Je sens ta présence. Tout près, à fleur de peau.
Je t'ai attendu.
Je t'ai attendu au bout de toutes les nuits de mon enfance.
Je t'ai su bien avant l'enfance.
Et tu es là, maintenant.
Silence.
Pureté.
Pureté de nos âmes qui s'appellent dans le silence.
Et je t'imagine, là, face à moi.
Toi, que j'appelle.
Il n'y a plus de temps.
Il n'y a plus que nous deux et le silence.
Il n'y a plus d'espace.
Que cette terre où nous nous trouvons.
Que ces étoiles qui constellent notre ciel.
Il n'y a plus que nous et la blancheur du silence.
Et l'éternité de nos âmes qui s'appellent et se rejoignent.
Là, tous les deux dans la transparence des commencements.
Et je vacille quand je t'imagine.
Toi, l'homme que j'espère et que j'appelle.
Parce qu'il faut bien que tu sois de chair.
Que nos peaux se touchent.
Que nos mains nous rendent à notre vérité première.
Que nos souffles se mêlent et réinventent la vie.
Que nos corps réinventent le temps.
Alors, peu importent les errances, peu importent les égarements.
Peu importent les blessures et la douleur.
Tout s'efface dans le silence de nos corps qui s'espèrent et se frôlent.
Tout s'efface dans le chant de nos corps qui se joignent.
Éblouissement de l'inouï.
Naissances.
Alix
30 décembre 2005
Toutes les espérances
C'est maintenant le temps du repos.
Assise sur le seuil, les yeux fermés.
Le temps était à la neige ces jours-ci.
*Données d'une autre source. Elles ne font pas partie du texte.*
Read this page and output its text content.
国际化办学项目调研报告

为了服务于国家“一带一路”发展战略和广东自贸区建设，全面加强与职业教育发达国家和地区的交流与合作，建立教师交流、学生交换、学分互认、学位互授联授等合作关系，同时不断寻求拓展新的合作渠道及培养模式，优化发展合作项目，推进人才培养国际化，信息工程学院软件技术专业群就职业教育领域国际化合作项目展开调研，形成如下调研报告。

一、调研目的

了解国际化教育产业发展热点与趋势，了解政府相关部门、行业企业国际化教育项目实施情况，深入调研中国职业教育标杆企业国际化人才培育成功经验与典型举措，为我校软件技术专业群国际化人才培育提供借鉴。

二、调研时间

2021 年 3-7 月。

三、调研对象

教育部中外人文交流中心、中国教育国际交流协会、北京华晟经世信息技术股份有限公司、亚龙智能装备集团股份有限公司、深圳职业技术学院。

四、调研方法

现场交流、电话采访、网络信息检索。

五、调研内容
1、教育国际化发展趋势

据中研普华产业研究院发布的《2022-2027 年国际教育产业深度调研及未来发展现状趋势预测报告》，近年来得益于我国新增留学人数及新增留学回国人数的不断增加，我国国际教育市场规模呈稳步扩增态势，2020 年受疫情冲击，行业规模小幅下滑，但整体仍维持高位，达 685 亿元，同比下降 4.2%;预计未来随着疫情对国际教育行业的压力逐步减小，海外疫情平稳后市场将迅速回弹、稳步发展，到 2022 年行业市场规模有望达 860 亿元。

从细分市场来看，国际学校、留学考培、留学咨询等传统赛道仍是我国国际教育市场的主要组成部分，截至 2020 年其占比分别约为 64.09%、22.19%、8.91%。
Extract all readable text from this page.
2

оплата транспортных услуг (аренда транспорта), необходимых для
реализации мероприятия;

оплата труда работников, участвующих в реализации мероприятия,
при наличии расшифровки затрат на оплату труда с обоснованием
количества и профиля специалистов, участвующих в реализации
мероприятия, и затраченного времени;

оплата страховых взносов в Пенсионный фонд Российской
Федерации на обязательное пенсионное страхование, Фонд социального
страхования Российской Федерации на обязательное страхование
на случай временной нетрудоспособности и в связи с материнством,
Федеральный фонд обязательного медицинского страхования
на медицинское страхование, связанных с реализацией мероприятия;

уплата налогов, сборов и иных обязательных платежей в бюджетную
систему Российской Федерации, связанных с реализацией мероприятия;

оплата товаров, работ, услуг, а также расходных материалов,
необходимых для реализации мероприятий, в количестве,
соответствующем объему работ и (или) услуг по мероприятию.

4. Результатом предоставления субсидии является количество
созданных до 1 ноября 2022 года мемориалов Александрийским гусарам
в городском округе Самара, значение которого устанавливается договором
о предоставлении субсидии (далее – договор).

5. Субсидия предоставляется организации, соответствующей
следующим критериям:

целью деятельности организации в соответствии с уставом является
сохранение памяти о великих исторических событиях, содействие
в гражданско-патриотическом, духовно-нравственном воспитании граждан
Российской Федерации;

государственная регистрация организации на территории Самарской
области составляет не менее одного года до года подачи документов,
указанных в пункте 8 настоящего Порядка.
En moi, est un doux soleil qui me réchauffe.
C'est le temps de l'apaisement.
Je franchirai le seuil debout au grand soleil.
Mais aujourd'hui, c'est le temps de l'immobile et du voyage au dedans.
Tant de chemin, tant d'errances et d'égarements. Tant de violence et de blessures.
Tant d'amertume à enfin dissoudre.
Tant de germes aussi. Tant d'espèrance.
Et ce joyau à l'état pur, à l'Initiale.
Être au temps du repos, sur le seuil.
Remonter jusque dans la nuit des temps, et glaner chaque germe, recueillir chaque trésor. Pour nourrir toutes les espèrances.
Remonter dans la nuit des temps, jusqu'à l'Initiale.
Être au seuil, si paisible, au coeur de l'Initiale. Et la propulser loin devant, au bout de toutes les espèrances.